I want to thank you for all cooperation given. Without the army’s help he could not have achieved what he did.
I hope you will permit me to come to say goodbye.
With kind regards,
Sincerely yours,
Miss Kreiken
ARGE AYLIK BÜLTENİ/SAYI 34/AĞUSTOS 1964
TÜRKÇESİ:
Sayın General DEMOKAN
Müşterek kaybımız hakkında derin teessürünüzü belirten taziye telgrafınıza çok teşekkür ederim. Bizi Türkiye’ye birlikte getiren ve şimdi onu ebediyete intikal ettiren kudret, takdir-i ilahi idi. Biz yanlız naciz varlıklarız ve ister “Allah” ister “God” densin, sebeb ve hikmeti bilinmeyen bir şekilde bu ilahi kuvvet ile bazen karşı karşıya geliyoruz.
O, kalben Türk’tü, ve onu Türkiye’den ebediyen ancak böyle ilahi bir kuvvet uzaklaştırabilirdi. Onun naşını hazin bir törenle yaktırdım. Tabudu üzerine yanlız ismini havi kurdele ile açık renk çiçeklerden yapılmış bir çelenk vardı. Aynı zamanda, kırmızı karanfillerin zemini, beyaz karanfillerin ay ve yıldızı temsil ettiği çiçeklerden yapılmış bir türk bayrağınıda tabutun üzerine koydurdum. Bu şereften faydalanmış olmamı tasvip edeceğinizi umarım. Milli marşın çalınmasını istedim, ve Türk Milli marşını orgla çaldık. Eminim ki, onunda arzusu bu olacaktı.

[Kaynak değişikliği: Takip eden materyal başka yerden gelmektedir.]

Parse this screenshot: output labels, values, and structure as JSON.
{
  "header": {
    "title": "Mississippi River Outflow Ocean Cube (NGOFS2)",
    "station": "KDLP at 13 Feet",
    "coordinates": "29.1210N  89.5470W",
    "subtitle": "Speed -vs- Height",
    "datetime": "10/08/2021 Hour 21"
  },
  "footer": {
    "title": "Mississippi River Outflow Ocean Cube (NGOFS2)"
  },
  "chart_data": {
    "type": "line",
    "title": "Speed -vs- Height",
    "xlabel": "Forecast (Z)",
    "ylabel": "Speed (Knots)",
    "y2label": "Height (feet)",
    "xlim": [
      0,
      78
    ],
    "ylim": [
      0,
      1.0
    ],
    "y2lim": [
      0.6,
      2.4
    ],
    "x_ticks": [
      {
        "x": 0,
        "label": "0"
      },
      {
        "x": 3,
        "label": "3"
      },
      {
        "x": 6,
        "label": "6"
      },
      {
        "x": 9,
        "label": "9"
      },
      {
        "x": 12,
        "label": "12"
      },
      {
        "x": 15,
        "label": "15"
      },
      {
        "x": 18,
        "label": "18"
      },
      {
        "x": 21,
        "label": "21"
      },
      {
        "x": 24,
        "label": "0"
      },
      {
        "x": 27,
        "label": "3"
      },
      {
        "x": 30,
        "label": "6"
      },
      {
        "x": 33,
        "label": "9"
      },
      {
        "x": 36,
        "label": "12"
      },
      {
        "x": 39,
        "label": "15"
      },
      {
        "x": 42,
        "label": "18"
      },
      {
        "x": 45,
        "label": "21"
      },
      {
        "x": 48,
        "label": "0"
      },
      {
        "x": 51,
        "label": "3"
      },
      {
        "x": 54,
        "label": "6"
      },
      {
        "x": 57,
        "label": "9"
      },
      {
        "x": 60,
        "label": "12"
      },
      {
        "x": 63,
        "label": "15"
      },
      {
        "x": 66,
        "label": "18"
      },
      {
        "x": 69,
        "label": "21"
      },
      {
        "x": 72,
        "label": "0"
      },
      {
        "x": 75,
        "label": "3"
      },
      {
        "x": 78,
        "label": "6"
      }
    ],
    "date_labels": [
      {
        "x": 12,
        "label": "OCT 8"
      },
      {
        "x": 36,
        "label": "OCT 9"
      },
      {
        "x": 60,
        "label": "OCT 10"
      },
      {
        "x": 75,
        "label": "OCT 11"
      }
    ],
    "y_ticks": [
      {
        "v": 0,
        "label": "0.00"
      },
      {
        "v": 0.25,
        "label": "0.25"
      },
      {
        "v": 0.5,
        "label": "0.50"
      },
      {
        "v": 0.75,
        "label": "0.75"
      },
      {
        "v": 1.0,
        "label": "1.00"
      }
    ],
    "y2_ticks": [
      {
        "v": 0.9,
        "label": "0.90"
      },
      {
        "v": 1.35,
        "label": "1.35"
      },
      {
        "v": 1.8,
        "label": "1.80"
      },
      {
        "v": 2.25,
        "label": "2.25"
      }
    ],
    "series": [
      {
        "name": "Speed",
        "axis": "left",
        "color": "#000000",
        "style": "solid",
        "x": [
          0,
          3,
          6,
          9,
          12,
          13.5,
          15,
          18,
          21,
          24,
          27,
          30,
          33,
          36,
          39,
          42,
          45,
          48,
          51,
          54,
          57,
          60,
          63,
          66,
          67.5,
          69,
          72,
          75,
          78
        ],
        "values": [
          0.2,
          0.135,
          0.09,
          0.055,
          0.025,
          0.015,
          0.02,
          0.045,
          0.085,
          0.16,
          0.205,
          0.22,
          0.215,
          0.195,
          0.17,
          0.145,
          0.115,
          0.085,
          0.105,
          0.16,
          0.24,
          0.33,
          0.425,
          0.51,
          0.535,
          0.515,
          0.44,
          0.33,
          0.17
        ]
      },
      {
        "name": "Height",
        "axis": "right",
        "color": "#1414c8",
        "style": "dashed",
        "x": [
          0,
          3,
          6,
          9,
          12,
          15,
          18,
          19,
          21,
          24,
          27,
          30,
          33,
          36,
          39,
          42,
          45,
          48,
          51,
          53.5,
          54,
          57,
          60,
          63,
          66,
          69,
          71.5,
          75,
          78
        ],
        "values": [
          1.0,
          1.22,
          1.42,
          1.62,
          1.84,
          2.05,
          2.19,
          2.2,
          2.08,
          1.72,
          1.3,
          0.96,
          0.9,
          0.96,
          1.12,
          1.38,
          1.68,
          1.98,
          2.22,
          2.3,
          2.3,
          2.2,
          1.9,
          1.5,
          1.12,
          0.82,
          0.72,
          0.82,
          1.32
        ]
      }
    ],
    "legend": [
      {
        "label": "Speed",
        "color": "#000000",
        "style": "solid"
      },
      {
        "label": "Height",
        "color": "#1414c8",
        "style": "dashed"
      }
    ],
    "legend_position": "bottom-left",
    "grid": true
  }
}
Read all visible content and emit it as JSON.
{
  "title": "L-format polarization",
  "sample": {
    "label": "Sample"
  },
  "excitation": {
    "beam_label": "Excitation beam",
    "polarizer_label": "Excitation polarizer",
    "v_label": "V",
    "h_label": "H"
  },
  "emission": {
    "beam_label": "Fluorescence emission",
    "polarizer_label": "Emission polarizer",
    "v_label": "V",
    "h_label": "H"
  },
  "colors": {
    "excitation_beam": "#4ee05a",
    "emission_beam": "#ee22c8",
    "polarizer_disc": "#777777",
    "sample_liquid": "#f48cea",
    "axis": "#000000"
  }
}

Bununla beraber maziye gömülü kalmayacağız. Ruh ve fikirleri gelişmeye yöneltilmişti ve eserleri göçmemeli idi. O,etrafında Türkiye’nin muhtaç olduğu zeki ve istikbal vadeden bir genç ilim adamları nüvesi meydana getirmişti. Fakat bu nüvenin hala bir öndere ihtiyacı var. Bu sebeple Hamburg’ta toplanmış olmasını hoşgörürlülüğünüzden cesaret alarak fırsat telakki ettiğim Astronomi Alimleri Genel Assamblesinde şöhret sahibi bir çok zevata mektup yazarak, kendilerinden, kocamın eserini devam ettirebilecek bir halef bulunması konusunda yardım rica ettim. O’nun fikri, Avrupa ve Amerika’nın ilim enstitüleri ile işbirliği yaparak ilmin diğer dalları için, ilmi bir merkez kurmak, genç Türk ilim adamlarını uluslararası seviyeye getirmek ve bu seviyeyi muhafaza ettirmektir.
Asistan ve talebeleri ile çok iftahar eder ve onlara karşı bir baba şefkati duyardı.
Yakın bir zamanda kız kardeşlerimden biri ile Türkiye’ye geleceğim. Orada, yanlız olarak devamlı oturmanın doğru olmayacağını düşündüğüm için , sadece “allahaısmarladık” deyip geri döneceğim.
Sizi, tam Profesör Kreiken’e layık bir eş olarak hareket edeceğime dair temin ederim; bundan başka en güç şartlar altında beliren Türk cesaretinide aklımdan çıkarmayacağım. Şu anda kulağımda Atatürk’ün çok sevdiği cesaret, zafer ve huzur dolu marşın nameleri çınlar gibi oluyor. Kalbimin parçalanır gibi olmasına ramen ağlamadığıma inanmanızı isterim. Profesör Kreiken’e layık bir eş olarak yaşamaya devam edeceğim. Ahirete intikal zamanı geldiğinde kocama kavuşmak ümidi ile, yapacak yeni işler bulurum elbet.
Yapmış olduğunuz işbirliği için teşekkür etmek isterim. Ordunuzun yardımı olmasa idi kocam yaptıklarını başaramazdı.
Size “Allahaısmarladık” demek için gelmeme müsade edeceğinizi ümid ederim.